Goodall’s speaking engagement on Wednesday, April 20th - entitled "Gombe & Beyond" - is scheduled to begin at 8 p.m. at the Curtis M. Phillips Center for the Performing Arts with doors opening at 7 p.m.
Tickets are free and open to the public and will be available at the Phillips Center box office. Students with valid UF ID may pick up a maximum of two tickets beginning at noon on Tuesday, April 19th. If there are any remaining tickets available, members of the general public may pick up a maximum of two tickets beginning at noon on Wednesday, April 20th. ACCENT Speakers Bureau will produce a live stream of the event for those unable to get tickets.
In the summer of 1960, Goodall arrived on the shores of Lake Tanganyika in what is now Tanzania to venture into the African forest to study wild chimpanzees. As Goodall first surveyed the mountains and valley forests of Gombe National Park, she had no idea her coming efforts would redefine the relationship between humans and animals or that the project would continue into the 21st century.
In the fall of 1960, Goodall witnessed a chimpanzee strip leaves off twigs to fashion tools for fishing termites from a nest – disproving the scientific consensus at the time that humans were the only species to make and use tools. Goodall defied scientific convention by giving the Gombe chimps names instead of numbers and insisted on the validity of her observations that animals have distinct personalities, minds and emotions.
In 1961, Goodall entered Cambridge University as a Ph.D. candidate, one of very few people to be admitted without a college degree. She earned her Ph.D. in ethology in 1966. In 1965, Goodall established the Gombe Stream Research Centre, which eventually became a training ground for students interested in studying primates. 55 years later, Gombe hosts a skilled team of researchers and field assistants, including many Tanzanians, and we are still learning so much about the famous chimpanzees of Gombe.

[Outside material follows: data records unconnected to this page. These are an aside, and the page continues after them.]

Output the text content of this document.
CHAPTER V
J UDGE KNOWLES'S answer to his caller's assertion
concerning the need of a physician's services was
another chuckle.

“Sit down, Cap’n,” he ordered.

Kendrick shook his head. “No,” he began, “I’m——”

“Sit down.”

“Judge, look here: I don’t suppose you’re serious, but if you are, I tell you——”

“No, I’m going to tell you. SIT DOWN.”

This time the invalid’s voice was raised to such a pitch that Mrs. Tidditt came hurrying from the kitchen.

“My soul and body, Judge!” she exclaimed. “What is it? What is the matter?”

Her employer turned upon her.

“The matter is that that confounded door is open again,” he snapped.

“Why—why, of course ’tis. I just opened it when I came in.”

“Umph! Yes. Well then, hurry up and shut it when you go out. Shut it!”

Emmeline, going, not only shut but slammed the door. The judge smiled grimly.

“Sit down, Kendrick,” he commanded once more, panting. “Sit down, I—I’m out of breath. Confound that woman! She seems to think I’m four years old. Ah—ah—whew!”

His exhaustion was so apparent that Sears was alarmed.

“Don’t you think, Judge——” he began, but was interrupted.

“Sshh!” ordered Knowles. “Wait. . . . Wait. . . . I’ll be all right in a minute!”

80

In 1977, Dr. Goodall established the Jane Goodall Institute, which supports the continuing research at Gombe and is a global leader in the effort to protect chimpanzees and their habitats. The Institute is also widely recognized for establishing innovative community conservation and development programs in Africa. In 1991, Dr. Goodall, along with 12 Tanzanian students founded the Institute’s global environmental and humanitarian youth program, Roots & Shoots. Celebrating it’s 25th anniversary this year, this global youth program is now in more than 130 countries with hundreds of thousands of young people helping Dr. Goodall make the world a better place for people, animals and the environment.
In 1986, after a conference session with startling news about deforestation and the rapidly dwindling chimpanzee populations across Africa, Dr. Goodall realized she would have to leave her beloved Gombe and begin working to save chimpanzees, which is a mission she continues to this day. Since then, Goodall has traveled nearly 300 days each year, not spending more than three weeks in one place for the last three decades.
Dr. Goodall’s scores of honors include the Medal of Tanzania, the National Geographic Society’s Hubbard Medal, Japan’s prestigious Kyoto Prize, the Prince of Asturias Award for Technical and Scientific Research, the Benjamin Franklin Medal in Life Science, UNESCO Gold Medal Award, and the Gandhi/King Award for Nonviolence. In April 2002, Secretary-General Kofi Annan named Dr. Goodall a United Nations Messenger of Peace. In 2004, in a ceremony at Buckingham Palace, Prince Charles invested Dr. Goodall as a Dame of the British Empire, the female equivalent of knighthood. In 2006, Dr. Goodall received France’s highest recognition, the French Legion of Honor, presented by Prime Minister Dominique de Villepin in Paris.